Tonight's the night I kept saying in my head. My heart beat a little faster and a sneaky smile crept across my face as I thought more about it. My brain would tell me don't get too excited and I knew shouldn't, but just like a kid about to see Santa, I couldn't help it.
We set sail out into the Faxafloi bay away from the bright city lights of Reykjavik. Initially I was fixated by a giant orb of light which shot into the night sky. It was the Imagine Peace Tower. Only lit a two months of the year, the light was unveiled in 2007. As we sailed through the headland, towards this giant light into the sky my imagination took over.

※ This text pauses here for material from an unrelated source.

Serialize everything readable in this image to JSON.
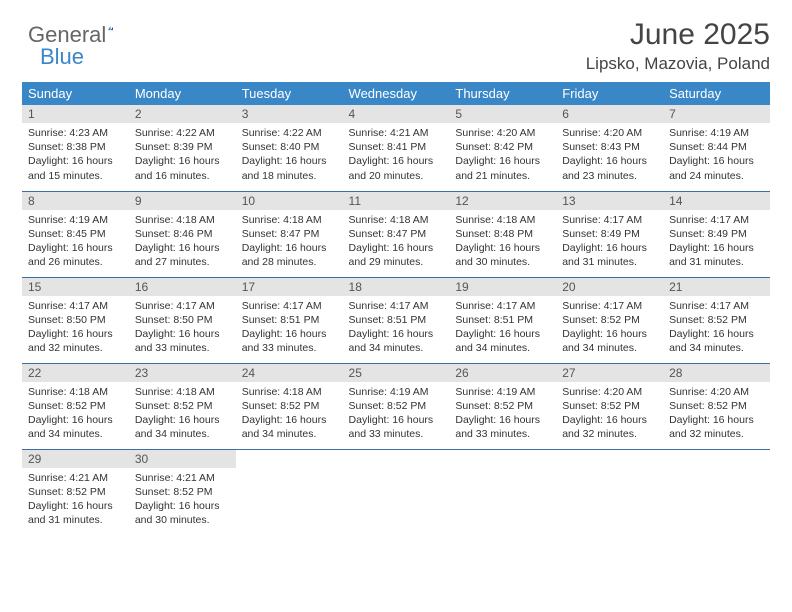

It was cold. So very very cold. Elding offers and recommends jumpsuits for anyone sitting outside on the boat. I looked at the jumpsuits, weighing up my options. Russ scoffed, perhaps a little too cool for school. I assessed what I was already wearing & noted I'd likely have to remove 2 layers to fit into the biggest size. I thought not. I should have reconsidered...
We continued to sail further into the abyss as I noticed how clear the night sky was. The brightest stars glistening above me and soon fluid embers of reds, greens and blues would dance across the night sky before my very eyes.
The boat rocked gently against the tide as we anchored in the eastern-facing bay. I shivered perpetually as the cold started to set into my bones. I knew I needed to go inside to warm up.
Ealing has a bar on board it’s boats, downstairs in the cabin. While alcohol is available, I needed warmth and opted for a hot chocolate to defrost numb frozen digits.
As I stood downstairs the motion of the boat got to me. Taking deep breaths I watched the horizon through the port window go up and down as if on a audacious roller coaster. Feeling very nauseous I realised I forgot to pack motion sickness tablets. I haven’t been on a boat in years, so I didn’t even think of it. Fortunately Ealing is equipped for motion sickness and our helpful guide handed me some tablets. I hoped they were the quick action type. I went back upstairs in my six layers and maintained a wide stance with soft knees. Talking random things to take my mind off the relentless rocking. The skies remained dark, no dancing lights and no glimmers of hope.
After an hour of mooring our skipper called it a night. No lights tonight he said, we up-anchored and headed for the shore.
I admit I was gut-wrenchingly disappointed that my dream of seeing the northern lights wasn’t to be. In the same breath I must confess my woozy middle ear was happy to have my feet on dry and stable land.
Our time wasn’t a waste though, as Ealing offers complementary repeat tours for ticket holders until you see the northern lights. So even though we didn’t see the sky dancing warriors, tickets were stamped and a voucher provided.
So for the next trip to Iceland I’ll be ready and again hope for the northern lights to grace the sky.